- Release poster
- Directed by: Sam Hargrave
- Written by: David Coggeshall
- Based on: Matchbox by Mattel
- Produced by: David Ellison; Dana Goldberg; Don Granger; Robbie Brenner;
- Starring: John Cena; Jessica Biel; Sam Richardson; Arturo Castro; Teyonah Parris;
- Cinematography: Pedro Luque
- Edited by: Dirk Westervelt
- Music by: Alex Belcher
- Production companies: Apple Studios; Skydance Media; Mattel Studios;
- Distributed by: Apple TV
- Release date: October 9, 2026;
- Running time: 126 minutes
- Country: United States
- Language: English

= Matchbox: The Movie =

Matchbox: The Movie is an upcoming American action comedy film directed by Sam Hargrave and written by David Coggeshall, based on the toy brand Matchbox by Mattel. It stars John Cena, Jessica Biel, Sam Richardson, Arturo Castro, and Teyonah Parris.

Matchbox: The Movie is set to be released in the United States on Apple TV on October 9, 2026.

==Premise==
Spy and former soldier Sean Walker reunites with childhood friends only to be drugged and kidnapped by a group looking for a nuclear warhead. The CIA believes Walker and his friends stole the nuclear weapon, so the group decides to re-steal the bomb and clear their names.

==Cast==
- John Cena as Sean Walker
- Jessica Biel
- Sam Richardson
- Arturo Castro
- Teyonah Parris
- Randeep Hooda
- Danai Gurira
- Corey Stoll
- Bill Camp
- Golshifteh Farahani

==Production==
In May 2024, Skydance Media and Mattel Films were developing a live-action film based on the toy brand Matchbox. Sam Hargrave had been hired to direct the film, and David Coggeshall and Jonathan Tropper were writing the screenplay. In September, John Cena joined the cast in the lead role. In November, Jessica Biel joined the cast in an undisclosed role. In December, Sam Richardson, Arturo Castro, and Teyonah Parris joined the cast in undisclosed roles. Randeep Hooda, Danai Gurira, Corey Stoll, Bill Camp, and Golshifteh Farahani would later be added to the cast.

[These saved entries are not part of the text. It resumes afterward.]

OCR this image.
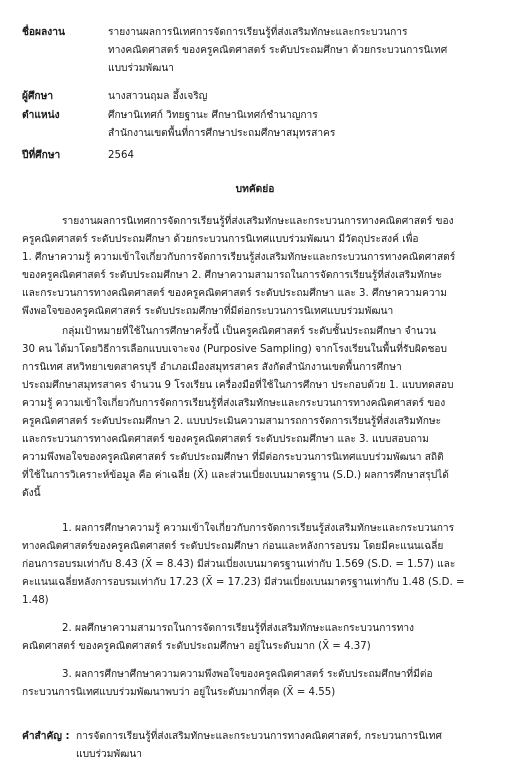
ชื่อผลงาน	รายงานผลการนิเทศการจัดการเรียนรู้ที่ส่งเสริมทักษะและกระบวนการ
ทางคณิตศาสตร์ ของครูคณิตศาสตร์ ระดับประถมศึกษา ด้วยกระบวนการนิเทศ
แบบร่วมพัฒนา
ผู้ศึกษา	นางสาวนฤมล อึ้งเจริญ
ตำแหน่ง	ศึกษานิเทศก์ วิทยฐานะ ศึกษานิเทศก์ชำนาญการ
สำนักงานเขตพื้นที่การศึกษาประถมศึกษาสมุทรสาคร
ปีที่ศึกษา	2564
บทคัดย่อ
รายงานผลการนิเทศการจัดการเรียนรู้ที่ส่งเสริมทักษะและกระบวนการทางคณิตศาสตร์ ของ
ครูคณิตศาสตร์ ระดับประถมศึกษา ด้วยกระบวนการนิเทศแบบร่วมพัฒนา มีวัตถุประสงค์ เพื่อ
1. ศึกษาความรู้ ความเข้าใจเกี่ยวกับการจัดการเรียนรู้ส่งเสริมทักษะและกระบวนการทางคณิตศาสตร์
ของครูคณิตศาสตร์ ระดับประถมศึกษา 2. ศึกษาความสามารถในการจัดการเรียนรู้ที่ส่งเสริมทักษะ
และกระบวนการทางคณิตศาสตร์ ของครูคณิตศาสตร์ ระดับประถมศึกษา และ 3. ศึกษาความความ
พึงพอใจของครูคณิตศาสตร์ ระดับประถมศึกษาที่มีต่อกระบวนการนิเทศแบบร่วมพัฒนา
กลุ่มเป้าหมายที่ใช้ในการศึกษาครั้งนี้ เป็นครูคณิตศาสตร์ ระดับชั้นประถมศึกษา จำนวน
30 คน ได้มาโดยวิธีการเลือกแบบเจาะจง (Purposive Sampling) จากโรงเรียนในพื้นที่รับผิดชอบ
การนิเทศ สหวิทยาเขตสาครบุรี อำเภอเมืองสมุทรสาคร สังกัดสำนักงานเขตพื้นการศึกษา
ประถมศึกษาสมุทรสาคร จำนวน 9 โรงเรียน เครื่องมือที่ใช้ในการศึกษา ประกอบด้วย 1. แบบทดสอบ
ความรู้ ความเข้าใจเกี่ยวกับการจัดการเรียนรู้ที่ส่งเสริมทักษะและกระบวนการทางคณิตศาสตร์ ของ
ครูคณิตศาสตร์ ระดับประถมศึกษา 2. แบบประเมินความสามารถการจัดการเรียนรู้ที่ส่งเสริมทักษะ
และกระบวนการทางคณิตศาสตร์ ของครูคณิตศาสตร์ ระดับประถมศึกษา และ 3. แบบสอบถาม
ความพึงพอใจของครูคณิตศาสตร์ ระดับประถมศึกษา ที่มีต่อกระบวนการนิเทศแบบร่วมพัฒนา สถิติ
ที่ใช้ในการวิเคราะห์ข้อมูล คือ ค่าเฉลี่ย (X̄) และส่วนเบี่ยงเบนมาตรฐาน (S.D.) ผลการศึกษาสรุปได้
ดังนี้
1. ผลการศึกษาความรู้ ความเข้าใจเกี่ยวกับการจัดการเรียนรู้ส่งเสริมทักษะและกระบวนการ
ทางคณิตศาสตร์ของครูคณิตศาสตร์ ระดับประถมศึกษา ก่อนและหลังการอบรม โดยมีคะแนนเฉลี่ย
ก่อนการอบรมเท่ากับ 8.43 (X̄ = 8.43) มีส่วนเบี่ยงเบนมาตรฐานเท่ากับ 1.569 (S.D. = 1.57) และ
คะแนนเฉลี่ยหลังการอบรมเท่ากับ 17.23 (X̄ = 17.23) มีส่วนเบี่ยงเบนมาตรฐานเท่ากับ 1.48 (S.D. =
1.48)
2. ผลศึกษาความสามารถในการจัดการเรียนรู้ที่ส่งเสริมทักษะและกระบวนการทาง
คณิตศาสตร์ ของครูคณิตศาสตร์ ระดับประถมศึกษา อยู่ในระดับมาก (X̄ = 4.37)
3. ผลการศึกษาศึกษาความความพึงพอใจของครูคณิตศาสตร์ ระดับประถมศึกษาที่มีต่อ
กระบวนการนิเทศแบบร่วมพัฒนาพบว่า อยู่ในระดับมากที่สุด (X̄ = 4.55)
คำสำคัญ : การจัดการเรียนรู้ที่ส่งเสริมทักษะและกระบวนการทางคณิตศาสตร์, กระบวนการนิเทศ
แบบร่วมพัฒนา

Filming began in Budapest in January 2025, with additional filming taking place in Casablanca in March, as evidenced by social media posts showing lead actor John Cena filming action car scenes on location. Scenes were also filmed in Erfoud and Merzouga. Production was also expected to occur in Slovakia (already finished as of April 7, 2025) and Los Angeles.

==Release==
Matchbox: The Movie is set to be released on Apple TV on October 9, 2026.